Dixon related gigantic corporations like Clear Channel acquired up most of the mom-and-pop radio stations in small and midlevel markets, using computerized audio systems to feature one staffer on shows at three or more stations in a day. Centralized programming eliminated lots of roles.
Syndicated shows, for example American Idol host Ryan Seacrest's On air, appeared to eat up huge bits of morning and mid-day programming.
And new ratings calculated by info from the pager-sized devices worn by listeners have hurt DJs who talk too often during their songs, leading Cox Radio, CBS and others to form hit music-centered stations like Hot 101.5 and Play 98.7.
Once, Tampa Bay was a melting pot for developing huge trends in radio, from the cheeky "morning zoo" idea started at WRBQ in the '80s to signature skills like Glenn Beck, Lionel and Scott Shannon.

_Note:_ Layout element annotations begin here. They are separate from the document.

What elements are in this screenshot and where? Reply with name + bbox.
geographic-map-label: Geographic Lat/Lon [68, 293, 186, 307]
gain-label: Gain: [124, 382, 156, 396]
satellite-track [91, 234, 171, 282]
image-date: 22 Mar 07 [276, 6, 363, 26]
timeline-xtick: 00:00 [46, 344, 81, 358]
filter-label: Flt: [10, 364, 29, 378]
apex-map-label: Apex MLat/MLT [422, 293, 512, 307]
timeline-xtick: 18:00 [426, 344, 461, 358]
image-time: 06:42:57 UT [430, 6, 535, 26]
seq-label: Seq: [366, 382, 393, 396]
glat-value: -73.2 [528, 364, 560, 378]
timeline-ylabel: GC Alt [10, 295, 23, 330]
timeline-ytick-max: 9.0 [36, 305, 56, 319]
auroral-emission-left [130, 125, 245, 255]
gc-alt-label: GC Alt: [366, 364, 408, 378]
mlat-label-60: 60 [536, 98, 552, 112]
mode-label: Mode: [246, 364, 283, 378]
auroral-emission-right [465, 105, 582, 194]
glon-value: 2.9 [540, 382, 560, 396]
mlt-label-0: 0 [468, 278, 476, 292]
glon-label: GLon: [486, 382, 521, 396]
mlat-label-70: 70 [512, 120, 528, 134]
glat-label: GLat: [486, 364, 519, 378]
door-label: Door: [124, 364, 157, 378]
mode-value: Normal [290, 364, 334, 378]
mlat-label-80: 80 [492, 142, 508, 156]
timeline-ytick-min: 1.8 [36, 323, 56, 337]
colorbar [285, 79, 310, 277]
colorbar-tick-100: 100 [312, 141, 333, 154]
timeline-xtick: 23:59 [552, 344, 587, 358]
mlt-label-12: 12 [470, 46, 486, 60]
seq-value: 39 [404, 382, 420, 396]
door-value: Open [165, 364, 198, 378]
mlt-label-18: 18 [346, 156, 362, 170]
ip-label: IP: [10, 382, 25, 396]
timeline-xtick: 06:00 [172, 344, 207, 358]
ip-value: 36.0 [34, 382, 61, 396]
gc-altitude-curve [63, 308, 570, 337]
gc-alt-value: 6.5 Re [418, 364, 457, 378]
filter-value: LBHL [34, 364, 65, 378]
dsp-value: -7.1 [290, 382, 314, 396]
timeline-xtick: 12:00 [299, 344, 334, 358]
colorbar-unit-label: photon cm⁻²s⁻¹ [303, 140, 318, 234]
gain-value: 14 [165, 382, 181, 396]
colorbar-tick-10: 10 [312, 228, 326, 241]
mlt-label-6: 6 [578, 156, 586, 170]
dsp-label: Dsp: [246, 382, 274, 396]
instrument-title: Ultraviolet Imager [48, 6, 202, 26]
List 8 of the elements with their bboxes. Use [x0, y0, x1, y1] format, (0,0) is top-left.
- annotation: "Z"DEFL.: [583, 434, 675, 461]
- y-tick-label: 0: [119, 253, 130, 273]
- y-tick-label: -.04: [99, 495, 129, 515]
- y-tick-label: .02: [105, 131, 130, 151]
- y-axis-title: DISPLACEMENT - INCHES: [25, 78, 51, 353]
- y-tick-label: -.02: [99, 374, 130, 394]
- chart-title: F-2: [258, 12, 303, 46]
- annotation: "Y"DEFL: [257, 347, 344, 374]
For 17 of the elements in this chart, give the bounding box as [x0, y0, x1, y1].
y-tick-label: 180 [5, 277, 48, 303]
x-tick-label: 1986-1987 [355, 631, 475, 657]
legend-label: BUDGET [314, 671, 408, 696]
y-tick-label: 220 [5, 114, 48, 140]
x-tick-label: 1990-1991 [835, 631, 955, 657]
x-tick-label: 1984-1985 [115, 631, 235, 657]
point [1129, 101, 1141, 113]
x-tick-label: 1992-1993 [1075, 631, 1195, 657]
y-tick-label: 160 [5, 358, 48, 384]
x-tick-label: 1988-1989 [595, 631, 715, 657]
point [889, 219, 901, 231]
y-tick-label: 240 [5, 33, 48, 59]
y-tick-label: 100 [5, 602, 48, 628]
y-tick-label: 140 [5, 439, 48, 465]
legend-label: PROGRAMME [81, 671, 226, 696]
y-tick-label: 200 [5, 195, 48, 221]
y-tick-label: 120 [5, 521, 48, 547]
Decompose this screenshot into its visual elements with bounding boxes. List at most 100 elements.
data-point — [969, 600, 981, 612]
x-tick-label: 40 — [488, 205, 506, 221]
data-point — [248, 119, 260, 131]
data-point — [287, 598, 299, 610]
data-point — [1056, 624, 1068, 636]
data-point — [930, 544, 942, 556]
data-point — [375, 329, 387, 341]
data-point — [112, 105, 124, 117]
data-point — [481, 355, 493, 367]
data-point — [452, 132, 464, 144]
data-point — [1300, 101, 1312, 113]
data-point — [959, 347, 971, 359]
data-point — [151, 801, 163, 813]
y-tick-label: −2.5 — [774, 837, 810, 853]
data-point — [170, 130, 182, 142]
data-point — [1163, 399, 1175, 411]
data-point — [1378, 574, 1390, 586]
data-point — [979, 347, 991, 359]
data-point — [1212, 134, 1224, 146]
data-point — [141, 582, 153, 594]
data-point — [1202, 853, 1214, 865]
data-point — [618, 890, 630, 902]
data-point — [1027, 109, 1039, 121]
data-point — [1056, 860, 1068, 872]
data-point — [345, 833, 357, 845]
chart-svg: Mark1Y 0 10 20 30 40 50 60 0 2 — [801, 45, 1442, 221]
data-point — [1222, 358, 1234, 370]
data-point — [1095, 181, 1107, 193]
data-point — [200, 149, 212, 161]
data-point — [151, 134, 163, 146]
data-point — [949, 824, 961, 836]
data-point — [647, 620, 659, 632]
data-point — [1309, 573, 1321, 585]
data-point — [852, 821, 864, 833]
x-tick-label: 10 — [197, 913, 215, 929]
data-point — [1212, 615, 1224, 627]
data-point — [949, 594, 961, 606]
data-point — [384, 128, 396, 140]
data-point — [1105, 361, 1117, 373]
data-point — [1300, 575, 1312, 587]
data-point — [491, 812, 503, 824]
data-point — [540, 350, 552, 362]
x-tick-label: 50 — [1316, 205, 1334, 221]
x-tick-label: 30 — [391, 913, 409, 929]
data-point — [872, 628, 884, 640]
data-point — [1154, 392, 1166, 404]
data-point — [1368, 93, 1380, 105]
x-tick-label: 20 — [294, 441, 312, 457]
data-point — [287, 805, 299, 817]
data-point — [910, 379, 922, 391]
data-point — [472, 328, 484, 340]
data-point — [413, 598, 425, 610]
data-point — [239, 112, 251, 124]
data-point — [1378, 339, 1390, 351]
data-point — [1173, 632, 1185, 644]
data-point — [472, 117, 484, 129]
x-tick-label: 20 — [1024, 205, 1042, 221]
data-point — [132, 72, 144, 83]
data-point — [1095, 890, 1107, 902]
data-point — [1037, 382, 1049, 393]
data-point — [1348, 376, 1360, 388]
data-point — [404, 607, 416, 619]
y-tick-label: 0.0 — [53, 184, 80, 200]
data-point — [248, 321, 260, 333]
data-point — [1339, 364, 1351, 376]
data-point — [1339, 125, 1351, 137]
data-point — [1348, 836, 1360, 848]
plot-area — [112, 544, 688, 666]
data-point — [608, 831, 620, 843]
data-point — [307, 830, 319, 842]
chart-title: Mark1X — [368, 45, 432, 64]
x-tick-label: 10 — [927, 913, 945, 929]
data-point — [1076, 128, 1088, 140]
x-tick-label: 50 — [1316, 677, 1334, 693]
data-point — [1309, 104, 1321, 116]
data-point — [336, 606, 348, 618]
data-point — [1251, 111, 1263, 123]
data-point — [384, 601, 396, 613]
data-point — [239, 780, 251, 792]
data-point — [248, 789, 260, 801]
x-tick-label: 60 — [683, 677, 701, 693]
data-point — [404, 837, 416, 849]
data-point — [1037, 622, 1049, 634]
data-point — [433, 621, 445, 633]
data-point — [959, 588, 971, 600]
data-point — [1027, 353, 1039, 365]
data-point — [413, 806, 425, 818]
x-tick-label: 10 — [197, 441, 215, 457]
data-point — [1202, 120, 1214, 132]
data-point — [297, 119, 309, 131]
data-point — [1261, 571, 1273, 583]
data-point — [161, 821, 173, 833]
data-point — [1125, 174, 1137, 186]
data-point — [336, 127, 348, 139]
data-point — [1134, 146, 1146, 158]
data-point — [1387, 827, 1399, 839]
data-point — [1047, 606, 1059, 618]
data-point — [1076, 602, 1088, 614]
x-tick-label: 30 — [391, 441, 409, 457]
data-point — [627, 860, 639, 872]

today, name performers like Mahaffey and onetime WMTX-FM star Nancy Alexander have been downsized while younger abilities struggle for new possibilities.
"The business ate itself," declared Dixon, who latterly hosted a reunion of personalities from WRBQ's nadir on his morning show. "At one point, we had between seventy and 80 workers at Q105. There are at present 5 full-time workers, not counting the sales staff, and three of them work on the morning show."
Longtime Tampa Bay area radio character Jack Harris makes a distinction between shows that mostly feature talk like his AM Tampa Bay program with Tedd Webb on WFLA-AM (970) and music shows starring personalities. The new ratings technology has forced more focus, he announced, as fans of music radio migrate to stations with a minimum of talk. He fears that radio will founder without the bond that local DJs provide.
"People don't say, 'I listen to (WHPT-FM) the Bone' ; they say, 'I hear Bubba the love Sponge or I listen to MJ, '" Harris expounded. "But if the firms are disloyal to the personalities, listeners will be faithless to (the stations) ."
Still, there's one radio star who doesn't see much issue with the present transition : top-rated WHPT morning character Bubba the Love Sponge Clem.
"Big personalities will always have a spot. And your ratings control your destiny," said Clem, who was fired by Clear Channel in 2004 after earning record indecency fines and returned to Cox Radio's WHPT with a show more concentrated on talk about politics, sports and crime. "It's raised the stakes, but if you're good and classic and can hold an audience, you'll be okay. " as reported tagza.com.